Tuesday, March 25, 2008

Trading v. Financial Planning: Do you know the difference?

Let me preface the following by saying that I DON'T recommend the following strategy to the average long-term investor for various reasons that I'll get into later. But, just for a bit, I'm putting on my trader hat, and then I'll talk about planning.

Short the Financials: If you're really on board with me that the financials are headed down in the short term, and are able to be aggressive right now, there's a leveraged short ETF play that I like called the ProShares UltraShort Financials ETF (Symbol: SKF). I plan to talk more about ETFs in future posts. Basically, This is a short equities fund that trades like a stock which seeks to profit from downward movement of various issues within the financial sector. UNDERSTAND comma however: It's 3x leveraged short and thus very aggressive--you could lose most of your investment if finacials take off. Right now, I don't own it, and of course I'm obligated to disclose if and when I do, but I'm watching it.

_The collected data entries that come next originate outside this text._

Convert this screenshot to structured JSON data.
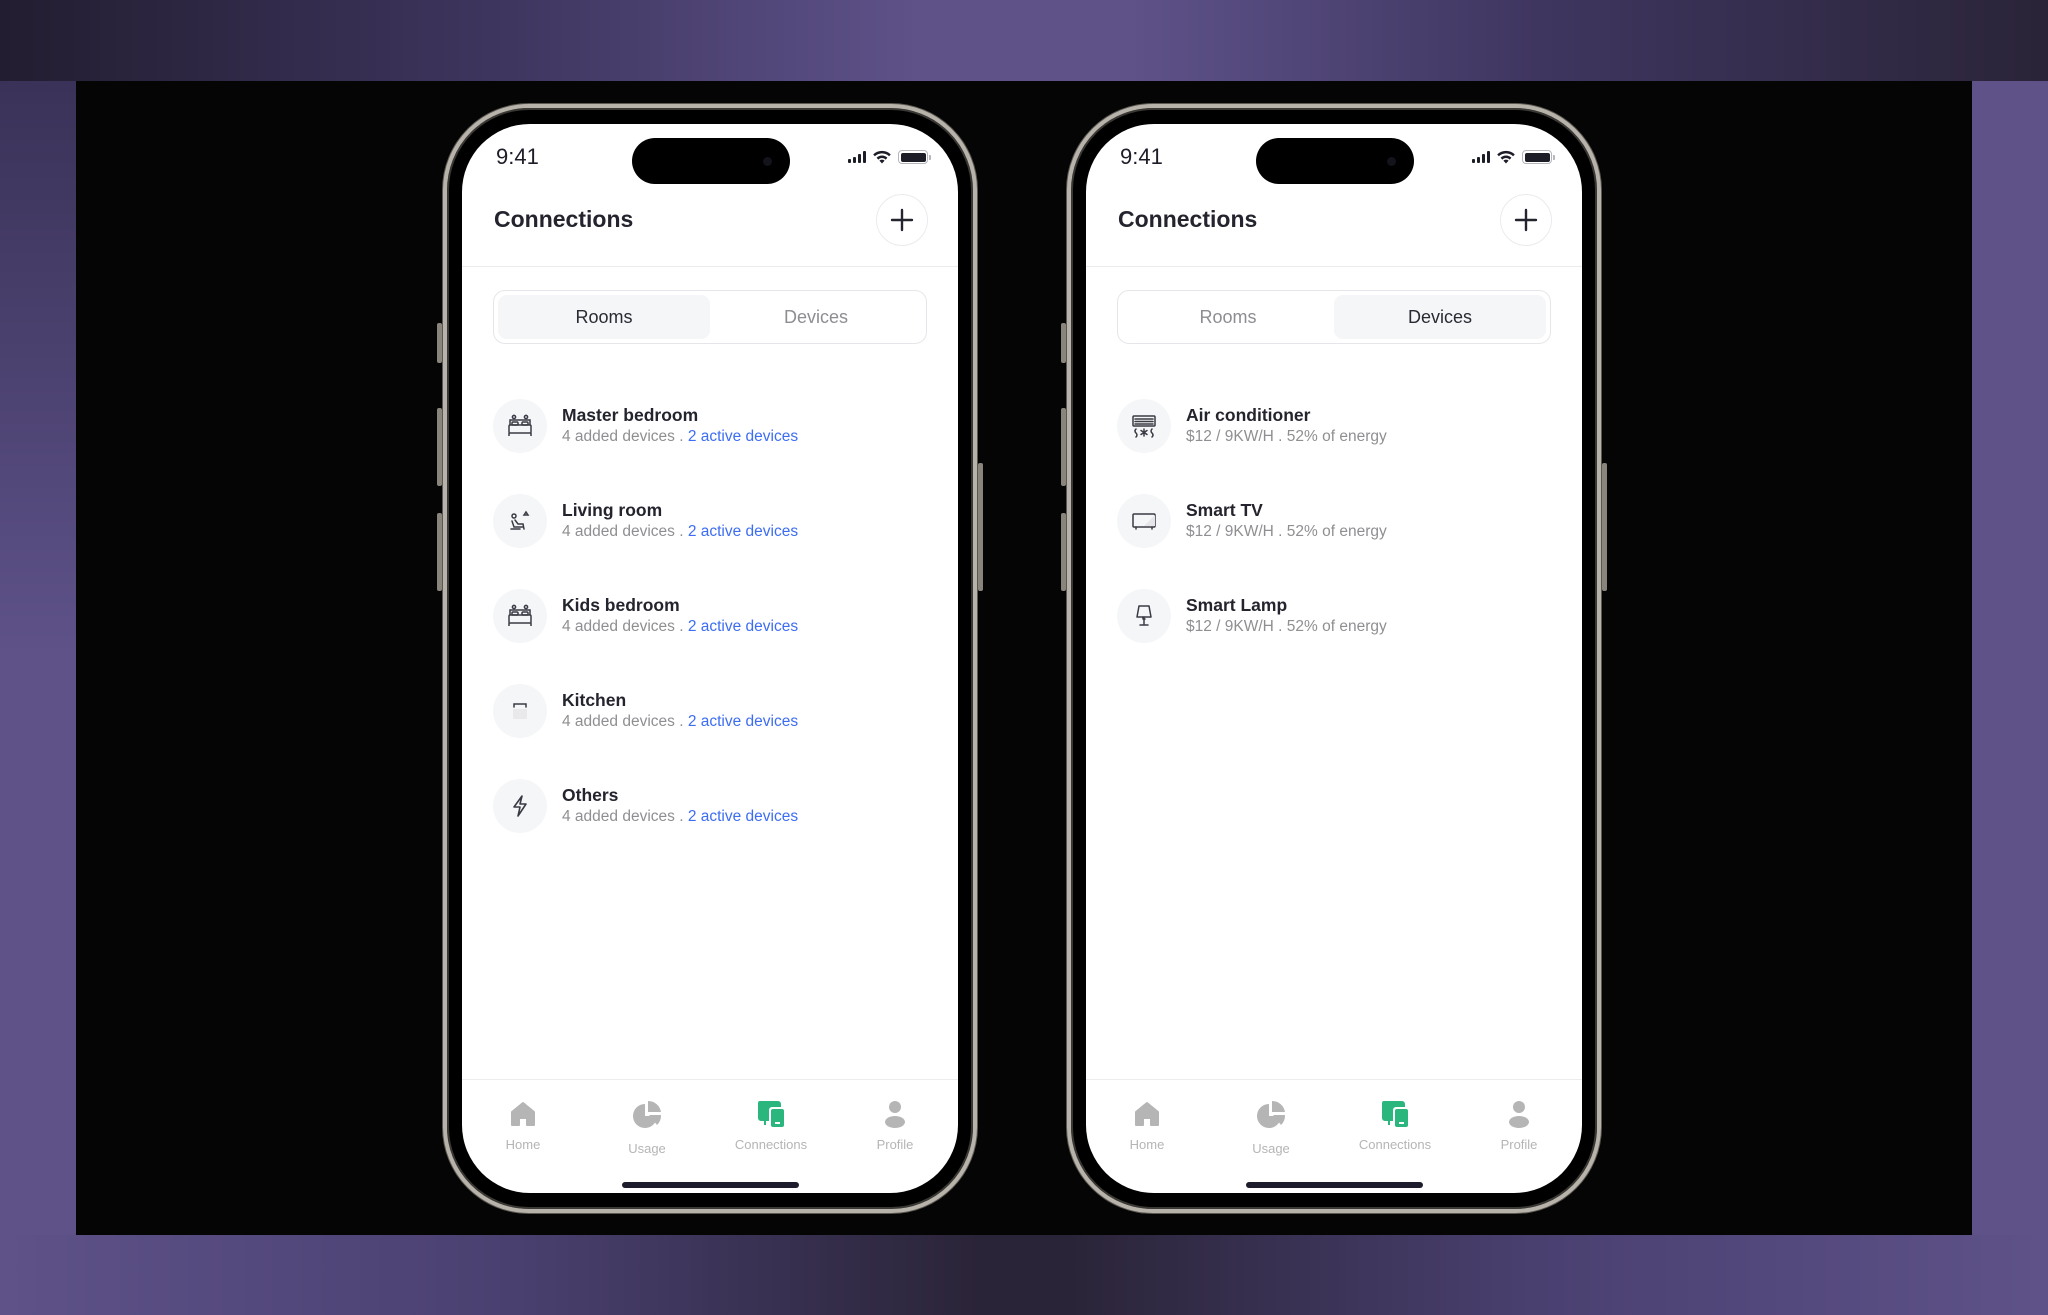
{
  "colors": {
    "accent_green": "#2bb67e",
    "link_blue": "#3d6df2",
    "text_dark": "#24242e",
    "text_muted": "#8f8f93",
    "tab_inactive": "#b5b5b5"
  },
  "phones": [
    {
      "status": {
        "time": "9:41"
      },
      "header": {
        "title": "Connections",
        "add_icon": "plus-icon"
      },
      "segment": {
        "options": [
          "Rooms",
          "Devices"
        ],
        "selected": "Rooms"
      },
      "items": [
        {
          "icon": "bed-icon",
          "title": "Master bedroom",
          "sub_prefix": "4 added devices . ",
          "sub_link": "2 active devices"
        },
        {
          "icon": "sofa-person-icon",
          "title": "Living room",
          "sub_prefix": "4 added devices . ",
          "sub_link": "2 active devices"
        },
        {
          "icon": "bed-icon",
          "title": "Kids bedroom",
          "sub_prefix": "4 added devices . ",
          "sub_link": "2 active devices"
        },
        {
          "icon": "toaster-icon",
          "title": "Kitchen",
          "sub_prefix": "4 added devices . ",
          "sub_link": "2 active devices"
        },
        {
          "icon": "lightning-icon",
          "title": "Others",
          "sub_prefix": "4 added devices . ",
          "sub_link": "2 active devices"
        }
      ],
      "tabbar": [
        {
          "icon": "home-icon",
          "label": "Home",
          "active": false
        },
        {
          "icon": "pie-chart-icon",
          "label": "Usage",
          "active": false
        },
        {
          "icon": "devices-icon",
          "label": "Connections",
          "active": true
        },
        {
          "icon": "user-icon",
          "label": "Profile",
          "active": false
        }
      ]
    },
    {
      "status": {
        "time": "9:41"
      },
      "header": {
        "title": "Connections",
        "add_icon": "plus-icon"
      },
      "segment": {
        "options": [
          "Rooms",
          "Devices"
        ],
        "selected": "Devices"
      },
      "items": [
        {
          "icon": "air-conditioner-icon",
          "title": "Air conditioner",
          "sub_prefix": "$12 / 9KW/H . 52% of energy",
          "sub_link": ""
        },
        {
          "icon": "tv-icon",
          "title": "Smart TV",
          "sub_prefix": "$12 / 9KW/H . 52% of energy",
          "sub_link": ""
        },
        {
          "icon": "lamp-icon",
          "title": "Smart Lamp",
          "sub_prefix": "$12 / 9KW/H . 52% of energy",
          "sub_link": ""
        }
      ],
      "tabbar": [
        {
          "icon": "home-icon",
          "label": "Home",
          "active": false
        },
        {
          "icon": "pie-chart-icon",
          "label": "Usage",
          "active": false
        },
        {
          "icon": "devices-icon",
          "label": "Connections",
          "active": true
        },
        {
          "icon": "user-icon",
          "label": "Profile",
          "active": false
        }
      ]
    }
  ]
}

And now that I'm officially fully off topic; speaking of aggressive ETFs, as I said yesterday, I'm also bearish commodities, specifically corn, gold, and oil. As such, I do actually own the ProShares UltraShort Oil & Gas ETF (Symbol: DUG), which is a mega short oil & gas play that moves 3x Oil, and is as such not for the faint of heart...

Back to the point: Being primarily concerned with financial planning, I can't overstate the distinction between strategic financial planning on the one hand and strategic or tactical trading on the other. They are related but distinct concepts, and many people don't quite get the difference, and their portfolios suffer because of it.

To illustrate the distinction: Tactical, Short-Term trading, such as the ETF trade discussion above, is almost NEVER part of an effective broad financial plan. In fact, very commonly the urge to trade is the number one portfolio-killer! For lots of reasons, but primarily due to costs and poor risk management, it would be maniacally negligent to recommend that my clients make trades like this with any sizeable portion of their portfolio.

But, if you've got some play money lying around, and the wife won't miss it, then who am I to tell you not to gamble a bit on some sector moves?